Arquivado em Europa, Roma

7 Respostas para “Roma

  1. Cássio Miranda

    Querida, quero primeiramente parabenizar pelo blog… Muito legal mesmo!
    Acompanho há quase um mês, e me empolgo a cada post publicado.
    As suas viagens realmente impulsionam-nos a visitar o mundo!
    Já estou me programando para seguir os seus passos, e sair sempre que puder da exaustiva chuva de Curitiba.
    Adorei a sua viagem para Maranhão (que já conheço, mais o repeteco foi interessante), e a Linda e Gloriosa Roma (meu sonho de consumo)…
    Parabéns por tudo!

  2. Dani

    Thais, acabo de comprar uma passagem pra Roma (mesmo não estando nos meus planos, rs) foi uma supeeeeeeeer promoção, a mais barata da história. Daí, sem pensar, CLIQUEI! Agora preciso saber se foi efetivada mesmo, porque com certeza foi erro do site. Vamos ver se eles cumprem com o que está escrito. Caso sim, vou vir aqui pra pegar todas as suas ultra, mega, power dicas ok? Beijos!

  3. Dani

    Bom, está tudo confirmado e iremos em Outubro. Agora, preciso muito da sua experiência em viagens. Na hora da euforia, acabei colocando o meu sobrenome como de solteira. Estava tão nervosa que nem me liguei. Depois que vi, e tentei entrar em ctt com a cia e me informaram que tinha que fazer contato com a operadora em que comprei a passagem.
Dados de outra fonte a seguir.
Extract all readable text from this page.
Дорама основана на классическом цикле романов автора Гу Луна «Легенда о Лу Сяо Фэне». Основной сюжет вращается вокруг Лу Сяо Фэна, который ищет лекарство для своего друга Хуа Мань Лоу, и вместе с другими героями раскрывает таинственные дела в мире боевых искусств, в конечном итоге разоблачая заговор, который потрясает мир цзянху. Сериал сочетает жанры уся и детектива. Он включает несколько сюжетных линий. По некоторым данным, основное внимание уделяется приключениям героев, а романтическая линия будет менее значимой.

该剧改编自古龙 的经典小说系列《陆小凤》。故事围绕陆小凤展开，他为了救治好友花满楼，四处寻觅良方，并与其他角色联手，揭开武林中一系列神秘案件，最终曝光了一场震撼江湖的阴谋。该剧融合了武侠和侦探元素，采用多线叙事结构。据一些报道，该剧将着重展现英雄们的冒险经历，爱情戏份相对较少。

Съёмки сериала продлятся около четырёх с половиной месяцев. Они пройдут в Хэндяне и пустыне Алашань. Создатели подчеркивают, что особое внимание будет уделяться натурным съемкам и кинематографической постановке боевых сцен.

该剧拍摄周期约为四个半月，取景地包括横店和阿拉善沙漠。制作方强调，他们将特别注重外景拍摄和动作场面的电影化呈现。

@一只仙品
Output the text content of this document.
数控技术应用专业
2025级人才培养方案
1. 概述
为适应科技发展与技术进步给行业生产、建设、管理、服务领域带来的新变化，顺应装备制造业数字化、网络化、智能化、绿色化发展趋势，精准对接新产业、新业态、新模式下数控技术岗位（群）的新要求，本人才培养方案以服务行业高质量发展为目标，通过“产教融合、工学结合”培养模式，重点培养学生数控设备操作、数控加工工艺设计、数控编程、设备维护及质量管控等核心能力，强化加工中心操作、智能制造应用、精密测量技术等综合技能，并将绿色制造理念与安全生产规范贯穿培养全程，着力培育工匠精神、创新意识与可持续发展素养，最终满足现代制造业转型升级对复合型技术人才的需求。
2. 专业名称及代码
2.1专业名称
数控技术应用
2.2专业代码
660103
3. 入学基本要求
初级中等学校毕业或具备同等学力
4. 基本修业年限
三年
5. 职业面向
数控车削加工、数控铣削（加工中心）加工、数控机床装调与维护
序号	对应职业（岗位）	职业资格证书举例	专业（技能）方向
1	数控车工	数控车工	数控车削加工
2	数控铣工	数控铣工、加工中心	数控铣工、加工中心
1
Fiz o procedimento e inicialmente a atendente disse que era IMPOSSÍVEL alterar o nome e que eu iria perder a passagem, não acreditei no que ela estava me falando e fui questionar, dai depois de hooras, ela disse que era pra scannear o passaporte, enviar pra eles e deixar um cartão pré-autorizando um saque de 40 dólares que era a multa cobrada pela cia aérea. Até aí tudo bem. Perguntei se essa taxa era a única, a menina muito despreparada disse que não sabia e que podiam vir outras taxas. Aí comecei a falar com ela sobre o absurdo e blá blá blá. Enfim, você acha que para fazer essa alteração é realmente preciso pagar essa taxa? E caso sim, sabe se há outras taxas agregadas? Daqui a pouco vai sair mais caro que a própria passagem. AJUDE-ME Thais!!! Obrigadaaaaa!